Organizzata da Arci Modena e da Eros Valenti con il patrocinio di Regione Emilia-Romagna, Provincia di Modena e Comune di Modena, l’esposizione è realizzata con il contributo di Ing. Ferrari S.p.A. (main sponsor), BPER Banca (main sponsor), Assicoop UnipolSai, Camera di Commercio di Modena, Parmigiano Reggiano, Coop Alleanza 3.0. La mostra sarà accompagnata da un catalogo stampato da TEM Modena by Artestampa Fioranese con contributi critici di Mario Bertoni e Luciano Rivi e ricco apparato iconografico.

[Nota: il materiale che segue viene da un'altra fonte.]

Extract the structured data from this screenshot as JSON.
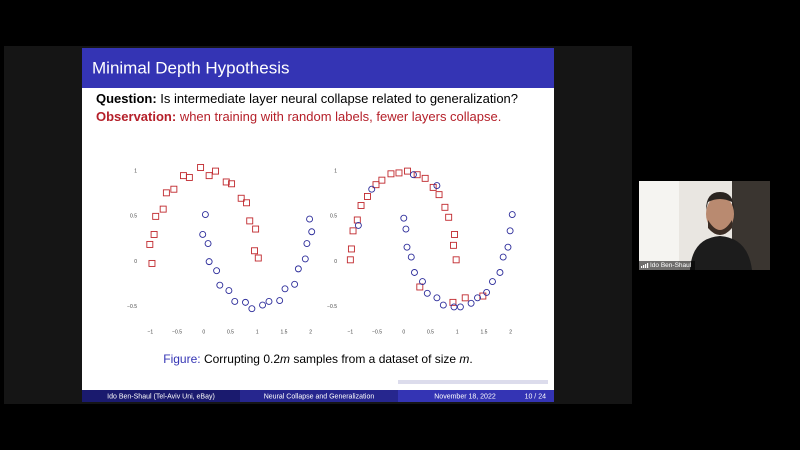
{
  "slide": {
    "title": "Minimal Depth Hypothesis",
    "question_label": "Question:",
    "question": "Is intermediate layer neural collapse related to generalization?",
    "observation_label": "Observation:",
    "observation": "when training with random labels, fewer layers collapse.",
    "figures": [
      {
        "type": "scatter",
        "xlim": [
          -1.25,
          2.25
        ],
        "ylim": [
          -0.7,
          1.2
        ],
        "xticks": [
          {
            "value": -1,
            "label": "−1"
          },
          {
            "value": -0.5,
            "label": "−0.5"
          },
          0,
          0.5,
          1,
          1.5,
          2
        ],
        "yticks": [
          1,
          0.5,
          0,
          {
            "value": -0.5,
            "label": "−0.5"
          }
        ],
        "series": [
          {
            "marker": "square",
            "color": "#c0282d",
            "x": [
              1.02,
              0.95,
              0.97,
              0.86,
              0.8,
              0.7,
              0.52,
              0.42,
              0.22,
              0.1,
              -0.06,
              -0.27,
              -0.38,
              -0.56,
              -0.7,
              -0.76,
              -0.9,
              -0.93,
              -1.01,
              -0.97
            ],
            "y": [
              0.04,
              0.12,
              0.36,
              0.45,
              0.65,
              0.7,
              0.86,
              0.88,
              1.0,
              0.95,
              1.04,
              0.93,
              0.95,
              0.8,
              0.76,
              0.58,
              0.5,
              0.3,
              0.19,
              -0.02
            ]
          },
          {
            "marker": "circle",
            "color": "#2c2c9a",
            "x": [
              0.03,
              -0.02,
              0.08,
              0.1,
              0.24,
              0.3,
              0.47,
              0.58,
              0.78,
              0.9,
              1.1,
              1.22,
              1.42,
              1.52,
              1.7,
              1.77,
              1.9,
              1.93,
              2.02,
              1.98
            ],
            "y": [
              0.52,
              0.3,
              0.2,
              0.0,
              -0.1,
              -0.26,
              -0.32,
              -0.44,
              -0.45,
              -0.52,
              -0.48,
              -0.44,
              -0.43,
              -0.3,
              -0.25,
              -0.08,
              0.03,
              0.2,
              0.33,
              0.47
            ]
          }
        ]
      },
      {
        "type": "scatter",
        "xlim": [
          -1.25,
          2.25
        ],
        "ylim": [
          -0.7,
          1.2
        ],
        "xticks": [
          {
            "value": -1,
            "label": "−1"
          },
          {
            "value": -0.5,
            "label": "−0.5"
          },
          0,
          0.5,
          1,
          1.5,
          2
        ],
        "yticks": [
          1,
          0.5,
          0,
          {
            "value": -0.5,
            "label": "−0.5"
          }
        ],
        "series": [
          {
            "marker": "square",
            "color": "#c0282d",
            "x": [
              0.98,
              0.93,
              0.95,
              0.84,
              0.77,
              0.66,
              0.55,
              0.4,
              0.25,
              0.07,
              -0.09,
              -0.24,
              -0.41,
              -0.52,
              -0.68,
              -0.8,
              -0.87,
              -0.95,
              -0.98,
              -1.0,
              0.92,
              1.15,
              1.48,
              0.3
            ],
            "y": [
              0.02,
              0.18,
              0.3,
              0.49,
              0.6,
              0.74,
              0.82,
              0.92,
              0.96,
              1.0,
              0.98,
              0.97,
              0.9,
              0.85,
              0.72,
              0.62,
              0.46,
              0.34,
              0.14,
              0.02,
              -0.45,
              -0.4,
              -0.38,
              -0.28
            ]
          },
          {
            "marker": "circle",
            "color": "#2c2c9a",
            "x": [
              0.0,
              0.04,
              0.06,
              0.14,
              0.2,
              0.35,
              0.44,
              0.62,
              0.74,
              0.94,
              1.06,
              1.26,
              1.38,
              1.55,
              1.66,
              1.8,
              1.86,
              1.95,
              1.99,
              2.03,
              -0.6,
              0.18,
              -0.85,
              0.62
            ],
            "y": [
              0.48,
              0.36,
              0.16,
              0.05,
              -0.12,
              -0.22,
              -0.35,
              -0.4,
              -0.48,
              -0.5,
              -0.5,
              -0.46,
              -0.4,
              -0.34,
              -0.22,
              -0.12,
              0.05,
              0.16,
              0.34,
              0.52,
              0.8,
              0.96,
              0.4,
              0.84
            ]
          }
        ]
      }
    ],
    "caption": {
      "label": "Figure:",
      "parts": [
        "Corrupting 0.2",
        "m",
        " samples from a dataset of size ",
        "m",
        "."
      ]
    },
    "footer": {
      "author": "Ido Ben-Shaul  (Tel-Aviv Uni, eBay)",
      "talk": "Neural Collapse and Generalization",
      "date": "November 18, 2022",
      "page": "10 / 24"
    }
  },
  "video": {
    "name": "Ido Ben-Shaul"
  }
}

Allestimento curato da Giorgio Tavernari (DaFsrls) con la consulenza di Fausto Ferri.
Il Complesso di San Paolo è aperto al pubblico nei seguenti giorni e orari: venerdì ore 16.00-20.00, sabato e domenica 10.00-13.00 e 16.00-20.00, 14 maggio e 18 giugno apertura prolungata fino alle 22.30. Ingresso gratuito, accessi regolati nel rispetto della normativa vigente. Per informazioni: T. +39 389 4441875 (in orario di mostra), valbogianni@gmail.com, www.instagram.com/giannivalbonesi.
Nel periodo espositivo, saranno organizzati incontri con l’artista, visite guidate, tavole rotonde ed iniziative dedicate agli studenti degli istituti d’arte.
Gianni Valbonesi nasce a Roma nel 1941 ma cresce a Modena, dove si diploma all’Istituto d’arte Venturi.
A Modena continua a vivere e lavorare, dipingendo i suoi quadri con tecnica quasi esclusivamente a collage. La scoperta di Jean Dubuffet (a Venezia nel 1960), la successiva conoscenza dell’opera di Kurt Schwitters e quindi della poetica e della lezione formale di Paul Klee sono state determinanti nelle scelte formative iniziali e riemergono più o meno costantemente fino alla produzione più recente, pur se attraversate da una narrazione autobiografica. Nel corso di oltre sessant’anni di carriera ha partecipato a decine di mostre collettive e tenuto ventisei mostre personali; sue opere sono apparse su copertine di libri, ha partecipato a rassegne internazionali di Mail Art e nel 1999 a “Gli artisti modenesi raccontano il Duomo”, contribuendo inoltre all’illustrazione dell’“Evangeliario” (2000). Nel 2002 ha realizzato un’opera monumentale per il Parco della Resistenza di Modena, collaborando a varie edizioni del festivalfilosofia di Modena.